36    Il conduisait deux millions de personnes. Combien d’enfants naissaient chaque nuit parmi deux millions de gens? Combien de vieillards? Combien d’estropiés et combien de maladies parmi eux? Et docteur Moïse a pris soin de chacun d’eux, et les a conduits jusqu’au bout sans une seule personne faible parmi eux. Eh bien, docteur, vous ne pouvez même pas obtenir qu’une même famille soit si bien portante. Pensez-y. Pourquoi?
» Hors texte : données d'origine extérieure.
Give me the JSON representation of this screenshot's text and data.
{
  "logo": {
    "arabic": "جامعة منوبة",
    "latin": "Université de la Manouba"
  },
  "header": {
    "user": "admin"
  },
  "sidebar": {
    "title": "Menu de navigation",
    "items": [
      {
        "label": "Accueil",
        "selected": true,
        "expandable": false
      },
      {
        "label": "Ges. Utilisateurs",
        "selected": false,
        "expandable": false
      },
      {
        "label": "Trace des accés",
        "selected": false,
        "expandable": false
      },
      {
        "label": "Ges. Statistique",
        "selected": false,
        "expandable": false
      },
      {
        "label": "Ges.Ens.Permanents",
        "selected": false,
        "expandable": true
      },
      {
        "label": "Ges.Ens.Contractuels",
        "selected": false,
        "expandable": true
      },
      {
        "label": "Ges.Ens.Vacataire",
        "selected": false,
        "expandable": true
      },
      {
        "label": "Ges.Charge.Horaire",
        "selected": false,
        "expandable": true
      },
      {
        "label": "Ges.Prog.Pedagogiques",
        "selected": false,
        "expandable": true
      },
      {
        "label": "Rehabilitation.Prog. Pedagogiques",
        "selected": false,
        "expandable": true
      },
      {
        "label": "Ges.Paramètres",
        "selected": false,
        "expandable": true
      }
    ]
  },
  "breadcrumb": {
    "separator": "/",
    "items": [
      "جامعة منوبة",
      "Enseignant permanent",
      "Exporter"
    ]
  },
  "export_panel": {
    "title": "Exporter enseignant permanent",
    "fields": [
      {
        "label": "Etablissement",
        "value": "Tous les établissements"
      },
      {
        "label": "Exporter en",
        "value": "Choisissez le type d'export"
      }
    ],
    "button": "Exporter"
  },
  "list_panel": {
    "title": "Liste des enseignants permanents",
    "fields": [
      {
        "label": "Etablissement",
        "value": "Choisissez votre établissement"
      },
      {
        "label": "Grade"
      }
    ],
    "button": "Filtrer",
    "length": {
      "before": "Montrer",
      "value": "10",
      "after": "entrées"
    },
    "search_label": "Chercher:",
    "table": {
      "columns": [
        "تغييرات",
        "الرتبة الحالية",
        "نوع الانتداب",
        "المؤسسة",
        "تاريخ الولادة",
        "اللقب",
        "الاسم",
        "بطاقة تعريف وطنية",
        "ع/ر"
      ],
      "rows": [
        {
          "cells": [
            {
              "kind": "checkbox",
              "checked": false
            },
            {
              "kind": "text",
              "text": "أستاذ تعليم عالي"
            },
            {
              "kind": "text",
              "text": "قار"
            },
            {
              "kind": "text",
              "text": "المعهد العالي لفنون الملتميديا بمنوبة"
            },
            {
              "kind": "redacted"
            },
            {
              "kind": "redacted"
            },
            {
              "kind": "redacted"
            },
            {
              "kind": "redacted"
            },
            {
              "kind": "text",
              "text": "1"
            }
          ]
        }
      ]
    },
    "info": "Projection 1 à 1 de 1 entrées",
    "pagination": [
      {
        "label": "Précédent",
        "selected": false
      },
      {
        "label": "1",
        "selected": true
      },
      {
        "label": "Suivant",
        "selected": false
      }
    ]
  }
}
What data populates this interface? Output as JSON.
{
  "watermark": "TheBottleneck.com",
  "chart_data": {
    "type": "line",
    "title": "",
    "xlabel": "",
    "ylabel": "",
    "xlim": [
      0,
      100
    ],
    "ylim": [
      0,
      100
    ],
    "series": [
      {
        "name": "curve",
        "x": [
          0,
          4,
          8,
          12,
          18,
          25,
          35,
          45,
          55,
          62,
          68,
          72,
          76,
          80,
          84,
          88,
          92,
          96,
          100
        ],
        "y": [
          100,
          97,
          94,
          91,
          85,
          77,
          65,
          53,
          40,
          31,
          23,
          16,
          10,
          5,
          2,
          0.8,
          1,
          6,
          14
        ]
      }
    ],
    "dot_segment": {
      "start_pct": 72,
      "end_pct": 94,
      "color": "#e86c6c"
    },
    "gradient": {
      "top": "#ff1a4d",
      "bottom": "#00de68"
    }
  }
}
Docteur Moïse avait une prescription. Voudriez-vous tous voir ce qu’il avait comme prescription? Je vais vous le montrer. Jetons un coup d’œil dans sa trousse. «Je suis l’Éternel qui te guérit.» C’est là toute la prescription dont il avait besoin. «Je suis l’Éternel qui te guérit.» Mettez cela dans votre trousse, docteur. Je vous assure, vos malades seront guéris. «Je suis l’Éternel qui te guérit.» Si une mère était gravement malade, avec son enfant: «Je suis l’Éternel qui te guérit.» Si c’est un cas de morsure de serpent: «Je suis l’Éternel qui te guérit.» Si quelqu’un avait une jambe fracturée: «Je suis l’Éternel qui te guérit.»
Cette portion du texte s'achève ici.